Plants create a healthy environment

Most people are aware that houseplants cycle out carbon dioxide and release oxygen, some even filtering out heavy metals and toxins detrimental to physical health. This added to the pure water they release into the air through transpiration can increase your health and healing from viruses all the way through surgeries (check out this study).

Plants release natural chemical medicines into the air called phytoncides. These phytoncides are emitted by plants as a defense against diseases, and can be effective at boosting human immunity and protecting us from harmful germs. They’re also responsible for the pleasant aromas of essential oils, and for the healing qualities of aromatherapy.

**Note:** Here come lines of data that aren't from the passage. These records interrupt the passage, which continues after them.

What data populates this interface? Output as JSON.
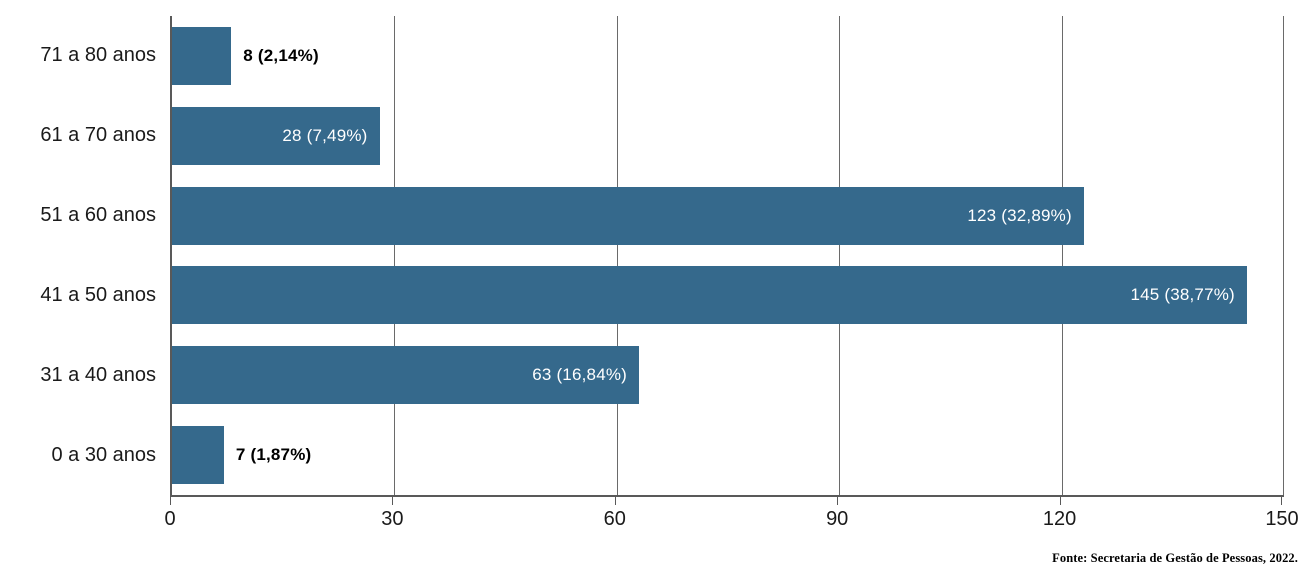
{
  "chart_data": {
    "type": "bar",
    "orientation": "horizontal",
    "title": "",
    "categories": [
      "71 a 80 anos",
      "61 a 70 anos",
      "51 a 60 anos",
      "41 a 50 anos",
      "31 a 40 anos",
      "0 a 30 anos"
    ],
    "values": [
      8,
      28,
      123,
      145,
      63,
      7
    ],
    "labels": [
      "8 (2,14%)",
      "28 (7,49%)",
      "123 (32,89%)",
      "145 (38,77%)",
      "63 (16,84%)",
      "7 (1,87%)"
    ],
    "percentages": [
      2.14,
      7.49,
      32.89,
      38.77,
      16.84,
      1.87
    ],
    "xlim": [
      0,
      150
    ],
    "x_ticks": [
      "0",
      "30",
      "60",
      "90",
      "120",
      "150"
    ],
    "grid": "vertical",
    "legend": "none",
    "bar_color": "#35698C",
    "axis_color": "#595959",
    "gridline_color": "#6A6A6A",
    "label_color_inside": "#FFFFFF",
    "label_color_outside": "#000000",
    "source_note": "Fonte: Secretaria de Gestão de Pessoas, 2022."
  }
}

Plants are good for your mental health

According to other studies, plants do more than just purify the air in your home and better your physical health. Just being in close proximity with a houseplant may lower your stress hormones and improve your physical and mental health (these are similar results to having pets in the home). They increase happiness and lower stress and anxiety.

Low indoor air quality is highly linked to depression and anxiety (as this study reports). As our bodies need to work harder to filter out the toxins in our body from the air (and food and products we use) our immune systems have to work harder, kicking on our stress hormones and alert systems. This is where the link between having plants for better air quality and improved health and wellbeing comes in.

More research has shown that soil contains microbes called M. vaccae, or “outdoorphins”, which are known to boost moods and reduce stress levels. Being outside isn't always an option but bringing nature inside is. The release of these happy hormones can help battle Seasonal Affective Disorder, which occurs during seasons where we may be stuck indoors more due to weather conditions and have short sunlight hours and a lot of grey days.

With all these amazing reasons to keep plants in your home, what other excuse do you need to head out and go plant shopping? Grab a plant (or two) and watch the health and wellbeing of everyone in your home improve! Happy gardening!